Live Report: Glenn Hughes performs Deep Purple Live @ 09 / 11 / 2018 – Phenomenon, Fontaneto (NO)
Glenn Hughes performs classic Deep Purple Live
@ 09 / 11 / 2018 – Phenomenon, Fontaneto D’Agogna (NO)
Live report a cura di Fabio Vellata.
Curiosità.
Con questo stato d’animo – misto agli inevitabili sentimenti di affetto e rispetto dovuti ad una carriera ed un talento tra i più notabili della storia del rock – ci siamo avvicinati alla data solista di Glenn Hughes dello scorso venerdì 9 novembre presso il Phenomenon di Fontaneto d’Agogna.
Ok.
“Resonate“, disco uscito nel 2016 era stato una prova assolutamente all’altezza del grande nome in copertina: voce tonante e prestazione impeccabile.
Ma dal vivo? Alla soglia dei settanta? E per di più con solo pezzi storici dei Deep Purple quale menù in programma?
Come se la sarebbe cavata, oggi, lo zio Glenn?
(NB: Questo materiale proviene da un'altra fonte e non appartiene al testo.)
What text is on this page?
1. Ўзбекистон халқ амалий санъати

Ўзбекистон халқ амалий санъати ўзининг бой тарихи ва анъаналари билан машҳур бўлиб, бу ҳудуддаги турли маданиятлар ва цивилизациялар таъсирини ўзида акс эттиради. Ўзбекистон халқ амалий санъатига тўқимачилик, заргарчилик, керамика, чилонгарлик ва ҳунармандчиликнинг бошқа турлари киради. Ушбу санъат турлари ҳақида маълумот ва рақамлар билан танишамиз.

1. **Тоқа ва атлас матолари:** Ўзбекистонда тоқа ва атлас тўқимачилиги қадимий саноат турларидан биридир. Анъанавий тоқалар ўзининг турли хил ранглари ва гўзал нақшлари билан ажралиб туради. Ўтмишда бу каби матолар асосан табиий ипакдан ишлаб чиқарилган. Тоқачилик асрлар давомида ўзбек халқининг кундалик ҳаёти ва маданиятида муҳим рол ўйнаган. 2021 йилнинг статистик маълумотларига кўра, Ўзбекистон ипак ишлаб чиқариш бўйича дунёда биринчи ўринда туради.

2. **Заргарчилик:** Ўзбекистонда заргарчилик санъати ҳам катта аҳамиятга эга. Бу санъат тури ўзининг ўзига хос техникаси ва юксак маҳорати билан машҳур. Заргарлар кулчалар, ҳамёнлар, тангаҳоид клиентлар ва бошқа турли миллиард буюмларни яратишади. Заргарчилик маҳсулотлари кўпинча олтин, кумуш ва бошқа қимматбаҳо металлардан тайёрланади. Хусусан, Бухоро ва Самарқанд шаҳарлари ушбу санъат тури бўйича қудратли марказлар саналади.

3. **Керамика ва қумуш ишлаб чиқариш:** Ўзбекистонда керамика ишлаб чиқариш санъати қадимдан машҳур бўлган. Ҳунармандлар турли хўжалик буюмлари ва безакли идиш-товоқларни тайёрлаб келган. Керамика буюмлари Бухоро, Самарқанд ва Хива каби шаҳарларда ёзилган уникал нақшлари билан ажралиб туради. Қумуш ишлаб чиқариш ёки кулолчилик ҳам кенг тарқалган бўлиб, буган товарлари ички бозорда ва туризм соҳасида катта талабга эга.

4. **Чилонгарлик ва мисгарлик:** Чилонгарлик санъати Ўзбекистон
Che fossimo al cospetto di un evento, dello show di una autentica rockstar, semmai avessimo avuto dubbi, ci è parso chiaro sin da subito, sin dall’ampio parcheggio antistante il locale, nel quale è stato addirittura complicato trovare uno spazio in cui infilare la propria vettura.
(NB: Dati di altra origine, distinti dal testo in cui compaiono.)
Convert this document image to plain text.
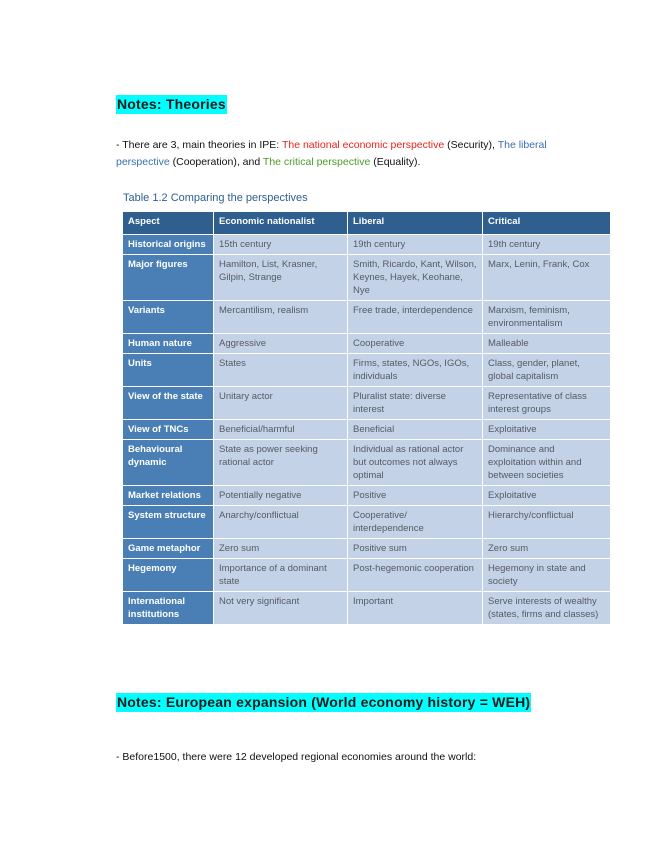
Notes: Theories
- There are 3, main theories in IPE: The national economic perspective (Security), The liberal perspective (Cooperation), and The critical perspective (Equality).
Table 1.2 Comparing the perspectives
Aspect	Economic nationalist	Liberal	Critical
Historical origins	15th century	19th century	19th century
Major figures	Hamilton, List, Krasner, Gilpin, Strange	Smith, Ricardo, Kant, Wilson, Keynes, Hayek, Keohane, Nye	Marx, Lenin, Frank, Cox
Variants	Mercantilism, realism	Free trade, interdependence	Marxism, feminism, environmentalism
Human nature	Aggressive	Cooperative	Malleable
Units	States	Firms, states, NGOs, IGOs, individuals	Class, gender, planet, global capitalism
View of the state	Unitary actor	Pluralist state: diverse interest	Representative of class interest groups
View of TNCs	Beneficial/harmful	Beneficial	Exploitative
Behavioural dynamic	State as power seeking rational actor	Individual as rational actor but outcomes not always optimal	Dominance and exploitation within and between societies
Market relations	Potentially negative	Positive	Exploitative
System structure	Anarchy/conflictual	Cooperative/ interdependence	Hierarchy/conflictual
Game metaphor	Zero sum	Positive sum	Zero sum
Hegemony	Importance of a dominant state	Post-hegemonic cooperation	Hegemony in state and society
International institutions	Not very significant	Important	Serve interests of wealthy (states, firms and classes)
Notes: European expansion (World economy history = WEH)
- Before1500, there were 12 developed regional economies around the world:
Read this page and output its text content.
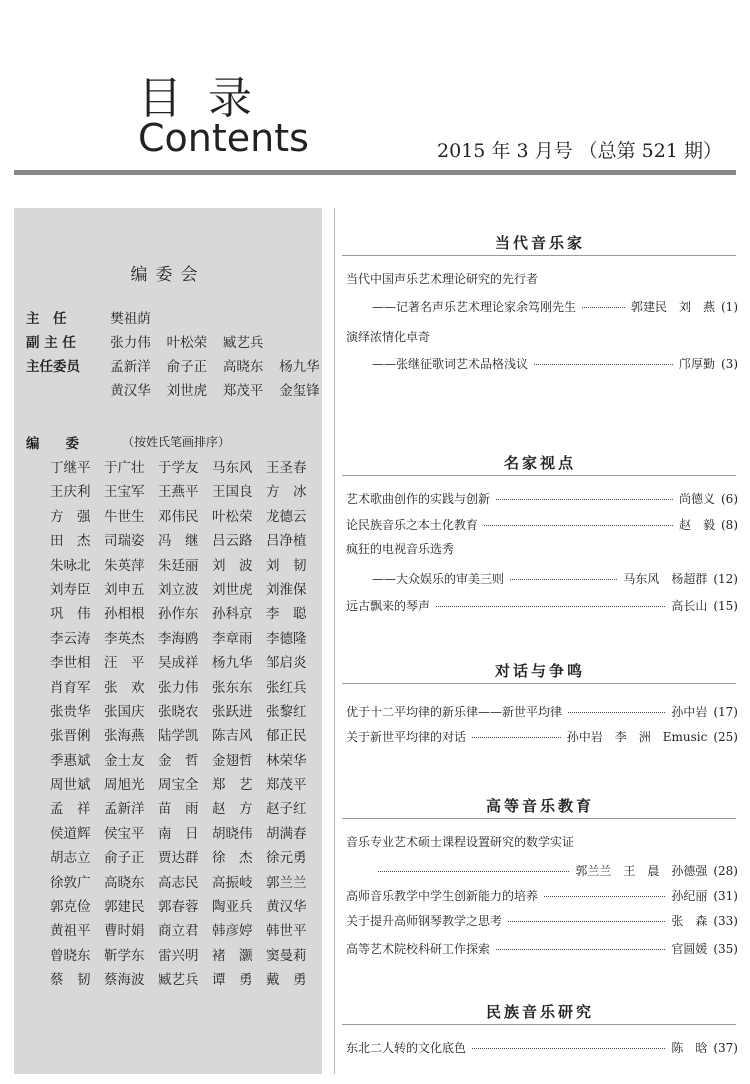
目录
Contents	2015 年 3 月号 （总第 521 期）
编委会
主　任	樊祖荫
副 主 任	张力伟 叶松荣 臧艺兵
主任委员 孟新洋 俞子正 高晓东 杨九华
黄汉华 刘世虎 郑茂平 金玺锋
编委 （按姓氏笔画排序）
丁继平 于广壮 于学友 马东风 王圣春
王庆利 王宝军 王燕平 王国良 方　冰
方　强 牛世生 邓伟民 叶松荣 龙德云
田　杰 司瑞姿 冯　继 吕云路 吕净植
朱咏北 朱英萍 朱廷丽 刘　波 刘　韧
刘寿臣 刘申五 刘立波 刘世虎 刘淮保
巩　伟 孙相根 孙作东 孙科京 李　聪
李云涛 李英杰 李海鸥 李章雨 李德隆
李世相 汪　平 吴成祥 杨九华 邹启炎
肖育军 张　欢 张力伟 张东东 张红兵
张贵华 张国庆 张晓农 张跃进 张黎红
张晋俐 张海燕 陆学凯 陈吉风 郁正民
季惠斌 金士友 金　哲 金翅哲 林荣华
周世斌 周旭光 周宝全 郑　艺 郑茂平
孟　祥 孟新洋 苗　雨 赵　方 赵子红
侯道辉 侯宝平 南　日 胡晓伟 胡满春
胡志立 俞子正 贾达群 徐　杰 徐元勇
徐敦广 高晓东 高志民 高振岐 郭兰兰
郭克俭 郭建民 郭春蓉 陶亚兵 黄汉华
黄祖平 曹时娟 商立君 韩彦婷 韩世平
曾晓东 靳学东 雷兴明 褚　灏 窦曼莉
蔡　韧 蔡海波 臧艺兵 谭　勇 戴　勇
当代音乐家
当代中国声乐艺术理论研究的先行者
——记著名声乐艺术理论家余笃刚先生	郭建民　刘　燕 (1)
演绎浓情化卓奇
——张继征歌词艺术品格浅议	邝厚勤 (3)
名家视点
艺术歌曲创作的实践与创新	尚德义 (6)
论民族音乐之本土化教育	赵　毅 (8)
疯狂的电视音乐选秀
——大众娱乐的审美三则	马东风　杨超群 (12)
远古飘来的琴声	高长山 (15)
对话与争鸣
优于十二平均律的新乐律——新世平均律	孙中岩 (17)
关于新世平均律的对话	孙中岩　李　洲　Emusic (25)
高等音乐教育
音乐专业艺术硕士课程设置研究的数学实证
郭兰兰　王　晨　孙德强 (28)
高师音乐教学中学生创新能力的培养	孙纪丽 (31)
关于提升高师钢琴教学之思考	张　森 (33)
高等艺术院校科研工作探索	官圆媛 (35)
民族音乐研究
东北二人转的文化底色	陈　晗 (37)
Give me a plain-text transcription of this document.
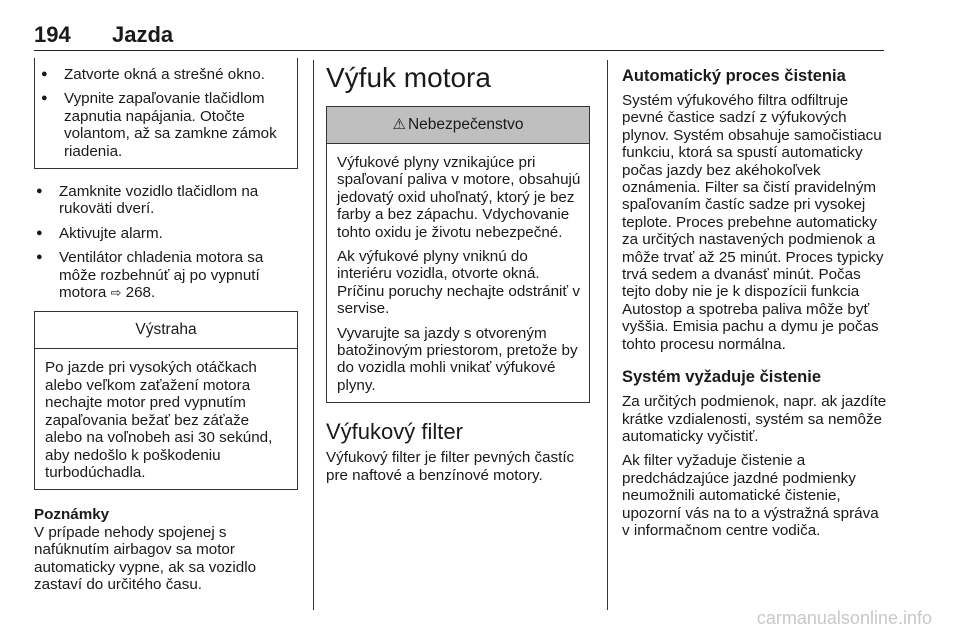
194 Jazda
● Zatvorte okná a strešné okno.
● Vypnite zapaľovanie tlačidlom zapnutia napájania. Otočte volantom, až sa zamkne zámok riadenia.
● Zamknite vozidlo tlačidlom na rukoväti dverí.
● Aktivujte alarm.
● Ventilátor chladenia motora sa môže rozbehnúť aj po vypnutí motora ⇨ 268.
Výstraha

Po jazde pri vysokých otáčkach alebo veľkom zaťažení motora nechajte motor pred vypnutím zapaľovania bežať bez záťaže alebo na voľnobeh asi 30 sekúnd, aby nedošlo k poškodeniu turbodúchadla.

Poznámky

V prípade nehody spojenej s nafúknutím airbagov sa motor automaticky vypne, ak sa vozidlo zastaví do určitého času.

Výfuk motora
⚠ Nebezpečenstvo

Výfukové plyny vznikajúce pri spaľovaní paliva v motore, obsahujú jedovatý oxid uhoľnatý, ktorý je bez farby a bez zápachu. Vdychovanie tohto oxidu je životu nebezpečné.

Ak výfukové plyny vniknú do interiéru vozidla, otvorte okná. Príčinu poruchy nechajte odstrániť v servise.

Vyvarujte sa jazdy s otvoreným batožinovým priestorom, pretože by do vozidla mohli vnikať výfukové plyny.

Výfukový filter

Výfukový filter je filter pevných častíc pre naftové a benzínové motory.

Automatický proces čistenia

Systém výfukového filtra odfiltruje pevné častice sadzí z výfukových plynov. Systém obsahuje samočistiacu funkciu, ktorá sa spustí automaticky počas jazdy bez akéhokoľvek oznámenia. Filter sa čistí pravidelným spaľovaním častíc sadze pri vysokej teplote. Proces prebehne automaticky za určitých nastavených podmienok a môže trvať až 25 minút. Proces typicky trvá sedem a dvanásť minút. Počas tejto doby nie je k dispozícii funkcia Autostop a spotreba paliva môže byť vyššia. Emisia pachu a dymu je počas tohto procesu normálna.

Systém vyžaduje čistenie

Za určitých podmienok, napr. ak jazdíte krátke vzdialenosti, systém sa nemôže automaticky vyčistiť.

Ak filter vyžaduje čistenie a predchádzajúce jazdné podmienky neumožnili automatické čistenie, upozorní vás na to a výstražná správa v informačnom centre vodiča.

carmanualsonline.info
E, di conseguenza, pure dall’interno della sala, una volta tanto e come visto in poche altre occasioni, affollata e molto corposa in termini di pubblico.
Ulteriore elemento significativo, l’assenza completa di qualsiasi band di supporto, a testimoniare come la serata fosse dedicata esclusivamente e senza divagazioni all’unico artista in cartellone.
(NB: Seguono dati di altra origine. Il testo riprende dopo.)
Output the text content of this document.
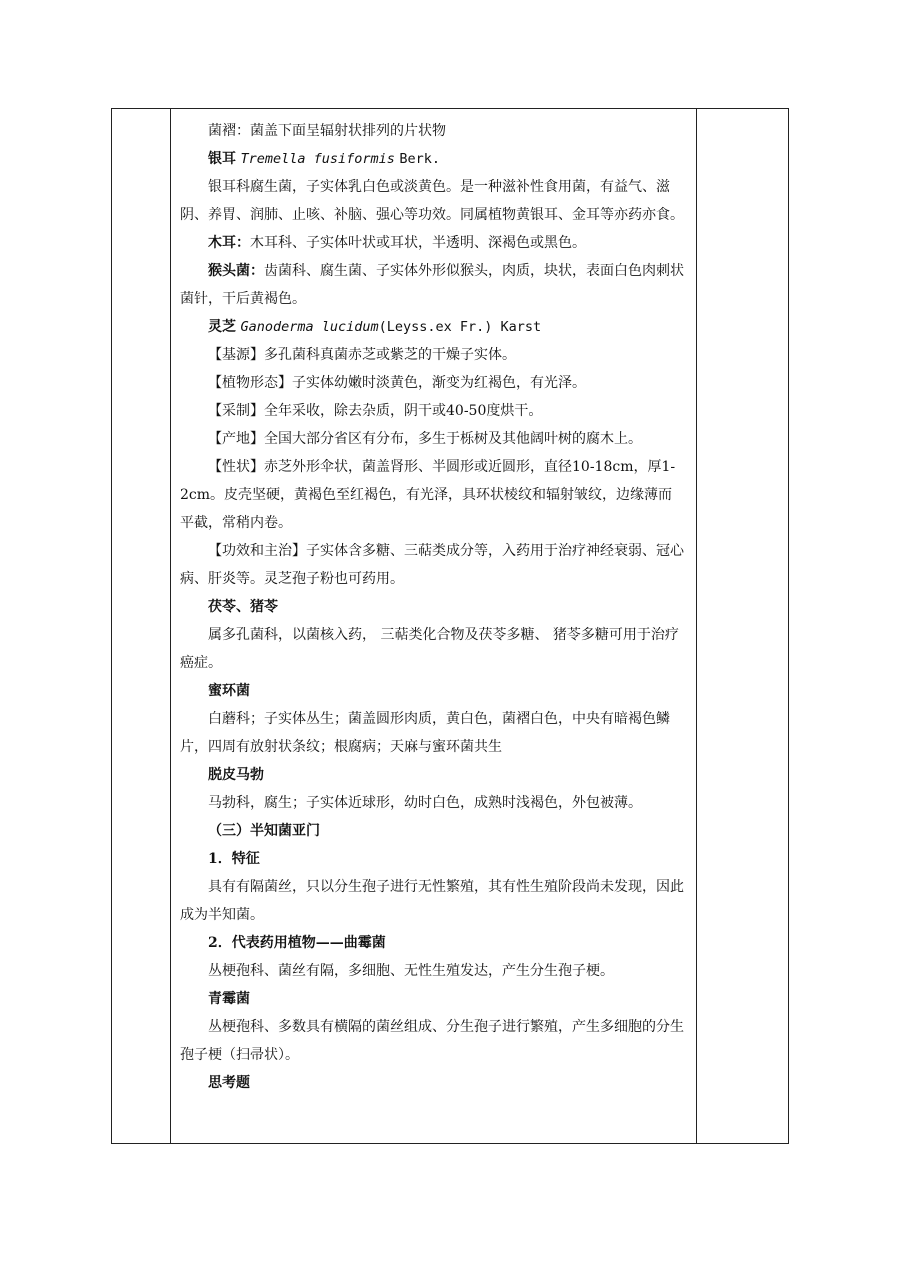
菌褶：菌盖下面呈辐射状排列的片状物

银耳 Tremella fusiformis Berk.

银耳科腐生菌，子实体乳白色或淡黄色。是一种滋补性食用菌，有益气、滋阴、养胃、润肺、止咳、补脑、强心等功效。同属植物黄银耳、金耳等亦药亦食。

木耳：木耳科、子实体叶状或耳状，半透明、深褐色或黑色。

猴头菌：齿菌科、腐生菌、子实体外形似猴头，肉质，块状，表面白色肉刺状菌针，干后黄褐色。

灵芝 Ganoderma lucidum(Leyss.ex Fr.) Karst

【基源】多孔菌科真菌赤芝或紫芝的干燥子实体。

【植物形态】子实体幼嫩时淡黄色，渐变为红褐色，有光泽。

【采制】全年采收，除去杂质，阴干或40-50度烘干。

【产地】全国大部分省区有分布，多生于栎树及其他阔叶树的腐木上。

【性状】赤芝外形伞状，菌盖肾形、半圆形或近圆形，直径10-18cm，厚1-2cm。皮壳坚硬，黄褐色至红褐色，有光泽，具环状棱纹和辐射皱纹，边缘薄而平截，常稍内卷。

【功效和主治】子实体含多糖、三萜类成分等，入药用于治疗神经衰弱、冠心病、肝炎等。灵芝孢子粉也可药用。

茯苓、猪苓

属多孔菌科，以菌核入药， 三萜类化合物及茯苓多糖、 猪苓多糖可用于治疗癌症。

蜜环菌

白蘑科；子实体丛生；菌盖圆形肉质，黄白色，菌褶白色，中央有暗褐色鳞片，四周有放射状条纹；根腐病；天麻与蜜环菌共生

脱皮马勃

马勃科，腐生；子实体近球形，幼时白色，成熟时浅褐色，外包被薄。

（三）半知菌亚门

1．特征

具有有隔菌丝，只以分生孢子进行无性繁殖，其有性生殖阶段尚未发现，因此成为半知菌。

2．代表药用植物——曲霉菌

丛梗孢科、菌丝有隔，多细胞、无性生殖发达，产生分生孢子梗。

青霉菌

丛梗孢科、多数具有横隔的菌丝组成、分生孢子进行繁殖，产生多细胞的分生孢子梗（扫帚状）。

思考题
Siamo onesti: in un’epoca in cui spesso tocca sorbirsi altri due – tre gruppi che talvolta nulla centrano con l’headliner, nemmeno una cosa così disdicevole.
Che poi mr. Hughes potesse riservare ancora qualche “pepato” atteggiamento da “prima donna”, un particolare per certi versi inatteso e di ulteriore risalto.
Così è stato, pochi minuti di ritardo sulle ore 22.00 previste per l’inizio dello spettacolo e le note della ciondolante e cadenzata “Stormbringer” invadono l’aria, provocando i primi scapocciamenti della serata.
In tempo però per notare, tra l’imbarazzo dei musicisti e del pubblico, alcune sfumature singolari: Glenn sembra appannato, quasi vittima di una partenza “a freddo“, mentre il suo basso, allo stesso modo, non spicca come dovrebbe.
Motivi sufficienti per indurre il singer britannico a lasciarsi andare a qualche bizza da divo, sino ad abbandonare con disappunto il palco e scomparire dietro le quinte.
Un pizzico d’apprensione, in effetti, per fortuna risolta con il ritorno in scena di Hughes dopo qualche minuto di jam session strumentale (molto bravi i musicisti a riempire i vuoti), apparentemente trasformato, rasserenato, quasi ringiovanito e – possiamo dirlo – finalmente in forma, sia “vocale” che in quanto a presenza scenica.
Da lì in avanti lo show è apparso in discesa.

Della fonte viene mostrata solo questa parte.